Na każdego z nas przyjdzie pora, ale jest nam niezwykle smutno, kiedy odchodzą od nas postacie tak ważne, jak Sir Christopher Lee. Wielki aktor zmarł dzisiaj w wieku 93 lat. Mimo sędziwego wieku, wciąż był aktywny zawodowo i w zeszłym roku brał udział w kręceniu ostatniej części “Hobbita”. Chcąc oddać mu cześć, przypominamy pięć rzeczy, za które jesteśmy mu niezwykle wdzięczni.
1. Za postać Sarumana w serii „Hobbit” i „Władca Pierścieni”
Niesamowita kreacja aktora. Można było uwierzyć, że tak naprawdę od zawsze był on niezwykłym magiem. Pomimo tego, że była to postać negatywna, Christopher Lee wcielił w nią całego siebie. Ciężko sobie wyobrazić, że ktokolwiek inny mógłby zagrać tę postać, pomimo że Lee bardzo chciał grać Gandalfa.
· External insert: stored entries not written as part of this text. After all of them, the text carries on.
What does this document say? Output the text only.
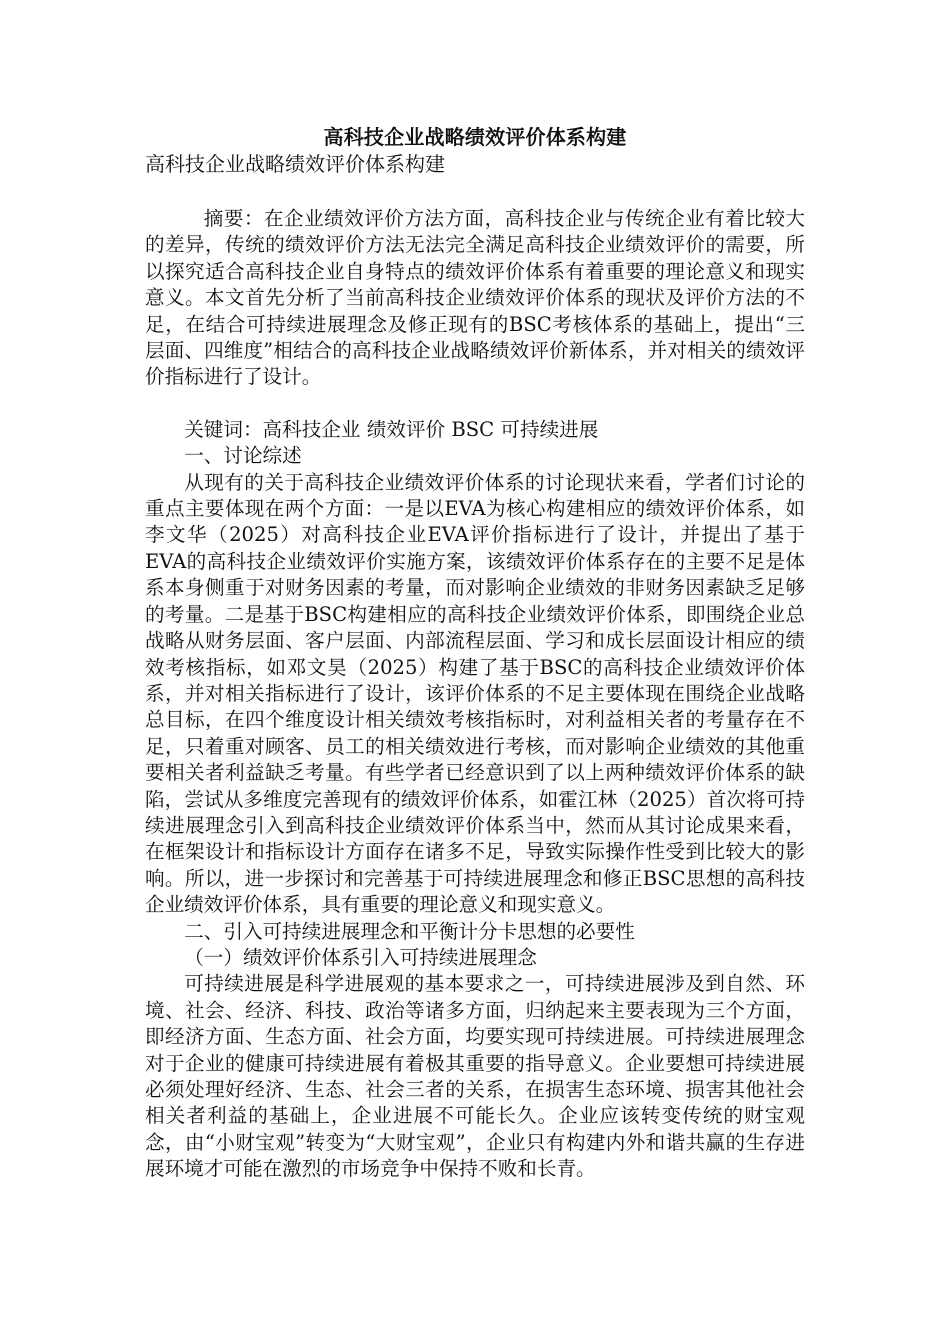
高科技企业战略绩效评价体系构建

高科技企业战略绩效评价体系构建

摘要：在企业绩效评价方法方面，高科技企业与传统企业有着比较大的差异，传统的绩效评价方法无法完全满足高科技企业绩效评价的需要，所以探究适合高科技企业自身特点的绩效评价体系有着重要的理论意义和现实意义。本文首先分析了当前高科技企业绩效评价体系的现状及评价方法的不足，在结合可持续进展理念及修正现有的BSC考核体系的基础上，提出“三层面、四维度”相结合的高科技企业战略绩效评价新体系，并对相关的绩效评价指标进行了设计。

关键词：高科技企业 绩效评价 BSC 可持续进展

一、讨论综述

从现有的关于高科技企业绩效评价体系的讨论现状来看，学者们讨论的重点主要体现在两个方面：一是以EVA为核心构建相应的绩效评价体系，如李文华（2025）对高科技企业EVA评价指标进行了设计，并提出了基于EVA的高科技企业绩效评价实施方案，该绩效评价体系存在的主要不足是体系本身侧重于对财务因素的考量，而对影响企业绩效的非财务因素缺乏足够的考量。二是基于BSC构建相应的高科技企业绩效评价体系，即围绕企业总战略从财务层面、客户层面、内部流程层面、学习和成长层面设计相应的绩效考核指标，如邓文昊（2025）构建了基于BSC的高科技企业绩效评价体系，并对相关指标进行了设计，该评价体系的不足主要体现在围绕企业战略总目标，在四个维度设计相关绩效考核指标时，对利益相关者的考量存在不足，只着重对顾客、员工的相关绩效进行考核，而对影响企业绩效的其他重要相关者利益缺乏考量。有些学者已经意识到了以上两种绩效评价体系的缺陷，尝试从多维度完善现有的绩效评价体系，如霍江林（2025）首次将可持续进展理念引入到高科技企业绩效评价体系当中，然而从其讨论成果来看，在框架设计和指标设计方面存在诸多不足，导致实际操作性受到比较大的影响。所以，进一步探讨和完善基于可持续进展理念和修正BSC思想的高科技企业绩效评价体系，具有重要的理论意义和现实意义。

二、引入可持续进展理念和平衡计分卡思想的必要性

（一）绩效评价体系引入可持续进展理念

可持续进展是科学进展观的基本要求之一，可持续进展涉及到自然、环境、社会、经济、科技、政治等诸多方面，归纳起来主要表现为三个方面，即经济方面、生态方面、社会方面，均要实现可持续进展。可持续进展理念对于企业的健康可持续进展有着极其重要的指导意义。企业要想可持续进展必须处理好经济、生态、社会三者的关系，在损害生态环境、损害其他社会相关者利益的基础上，企业进展不可能长久。企业应该转变传统的财宝观念，由“小财宝观”转变为“大财宝观”，企业只有构建内外和谐共赢的生存进展环境才可能在激烈的市场竞争中保持不败和长青。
Był też jedyną osobą z całej obsady Władcy Pierścieni, która spotkała Tolkiena osobiście.
2. Za postać Hrabiego Dooku w „Star Wars”
HIRO Technologia. Porównanie Sonos ACE i AirPods Max.
Kolejna znana kreacja, którą na pewno pamiętają wszyscy entuzjaści „Star Wars”. Mimo że Hrabia pojawił się zaledwie w dwóch częściach filmowej sagi – „Ataku Klonów” i „Zemście Sithów”, była to niezwykle charakterystyczna postać, wyróżniająca się spośród grona pozostałych aktorów. Bez względu na podeszły wiek, aktor większość scen walki wykonywał osobiście, a dubel był potrzebny jedynie w dłuższych i dynamiczniejszych sekwencjach.
3. Za kreację Drakuli
Niezwykle ciekawy wątek kariery aktorskiej Chritophera Lee. W postać Drakuli wcielał się kilkukrotnie. Jak sam przyznał, robił to niechętnie i był nawet szantażowany przez Hammer Films do kręcenia filmów z tą postacią. Dzięki tak wielu produkcjom z jego udziałem, stał się jednym z najbardziej kojarzonych aktorów, grających postać słynnego wampira.
4. Za postać Francisco Scaramangi w serii o „Jamesie Bondzie”
Sir Christopher Lee, który był dalszym kuzynem twórcy serii o Jamesie Bondzie, Iana Fleminga, zagrał dość charakterystyczną postać z całej serii – Człowieka ze Złotym Pistoletem. Jest to kolejny złoczyńca, w którego wcielał się aktor i po raz kolejny stworzył wspaniałą kreację. Trzeba przyznać, że Sir Lee miał duże doświadczenie w graniu czarnych charakterów.
5. Za muzykę, którą tworzył
Znany ze swojego basowego głosu, często udzielał się w dziedzinie muzyki. Śpiewał na soundtracku do filmu „Kult” czy „Funny Man”. Jednakże Sir Lee jest też znany ze swoich dokonań w muzyce metalowej. Nagrał 4 płyty i 3 EP-ki oraz współpracował z kilkoma zespołami! Warto wspomnieć, że swoją pierwszą solową płytę „Revelation” nagrał mając 86 lat! To jest dopiero wyczyn.
Będzie nam brakować tak niezwykłego człowieka, jakim był Christopher Lee. Przez długi czas wydawało się, że oszukał śmierć albo że naprawdę to nieśmiertelny Dracula. Dzisiejsza wiadomość pokazała, że był on jednak człowiekiem. Ale za to jak wielkim człowiekiem.